By Steve Moran

It was clear from the moment the first shot rang out at the Trump rally in Pennsylvania that there was a massive security failure on the part of the Secret Service. In the hours and days following, the number of obvious failure points grew exponentially.

Kimberly Cheatle, the now ex-head of the Secret Service, quickly became the poster child in how not to lead. It was a failure so massive that it seems unlikely that even if she had done everything perfectly she could have survived, but instead it seemed as if she did nearly everything she could to make it worse, to make her leadership look worse.

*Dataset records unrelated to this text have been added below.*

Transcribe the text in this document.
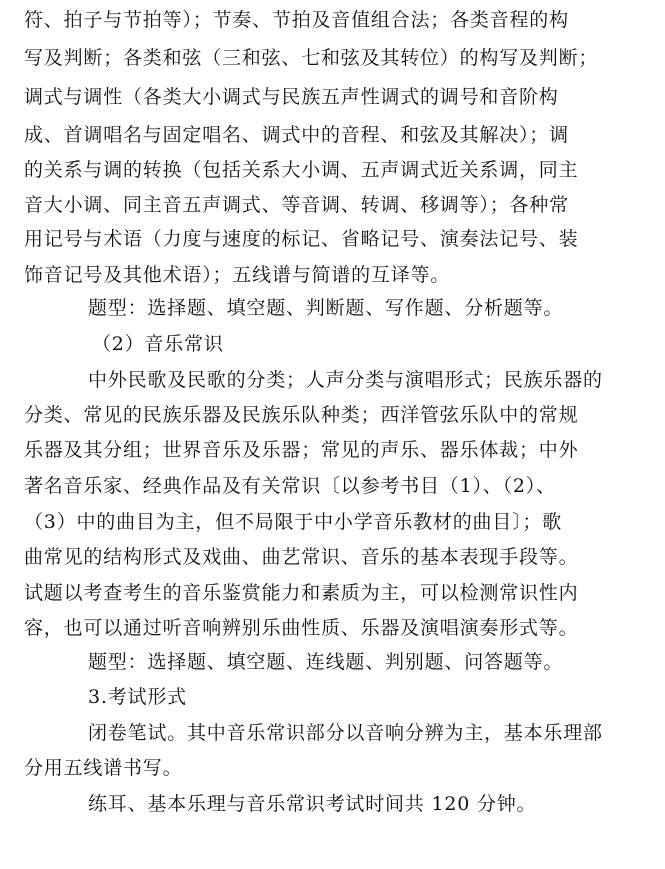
符、拍子与节拍等）；节奏、节拍及音值组合法；各类音程的构
写及判断；各类和弦（三和弦、七和弦及其转位）的构写及判断；
调式与调性（各类大小调式与民族五声性调式的调号和音阶构
成、首调唱名与固定唱名、调式中的音程、和弦及其解决）；调
的关系与调的转换（包括关系大小调、五声调式近关系调，同主
音大小调、同主音五声调式、等音调、转调、移调等）；各种常
用记号与术语（力度与速度的标记、省略记号、演奏法记号、装
饰音记号及其他术语）；五线谱与简谱的互译等。
题型：选择题、填空题、判断题、写作题、分析题等。
（2）音乐常识
中外民歌及民歌的分类；人声分类与演唱形式；民族乐器的
分类、常见的民族乐器及民族乐队种类；西洋管弦乐队中的常规
乐器及其分组；世界音乐及乐器；常见的声乐、器乐体裁；中外
著名音乐家、经典作品及有关常识〔以参考书目（1）、（2）、
（3）中的曲目为主，但不局限于中小学音乐教材的曲目〕；歌
曲常见的结构形式及戏曲、曲艺常识、音乐的基本表现手段等。
试题以考查考生的音乐鉴赏能力和素质为主，可以检测常识性内
容，也可以通过听音响辨别乐曲性质、乐器及演唱演奏形式等。
题型：选择题、填空题、连线题、判别题、问答题等。
3.考试形式
闭卷笔试。其中音乐常识部分以音响分辨为主，基本乐理部
分用五线谱书写。
练耳、基本乐理与音乐常识考试时间共 120 分钟。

It all culminated yesterday (July 22, 2024) when she appeared before the House Oversight Committee. She clearly had been heavily prepped for the hearing, but by people who either were incompetent or were setting her up.

Your Advisors

This might be the biggest single lesson for every leader. The House hearing was going to be tough no matter what, but what we saw was an unmitigated disaster, where Cheatle made herself look completely incompetent. She was so bad that a number of people I talked to felt badly for her, though none wanted her to stay.

If she had said to each and every question things like …

  • “The investigation is still ongoing, but this is what we know so far …,” and then given good, solid information.
  • “These are the specific things we have done to make future events safer ….”
  • “We have suspended these people who were responsible for this event while we investigate ….”

It seems all but certain that she has surrounded herself with advisors who only told her what she wanted to hear rather than what she needed to hear. Honestly it is a lot more fun as a leader — to surround yourself with fans, with people to tell you how brilliant you are, how amazing your ideas are. And how dumb and terrible your detractors are.

But this is what happens.

Pay Attention to the Evidence

The other remarkable bit of data that came out of all the federal government departments that hire people, the Secret Service ranks 413 out of 459 in engagement and satisfaction scores. There is only one reason for this, and that is leadership. If you dig just a little into the details you find that most of the employees (80%) like and trust their direct supervisors but that when they look at top leadership, less than 50% trust senior leaders.

It has been trending down for the last four years.

The evidence was there that leadership was the problem, and they ignored it.

In general, when we surround ourselves with great advisors who are willing to tell us the hard truth and we pay attention to the signals, we will have far more success and fewer failures.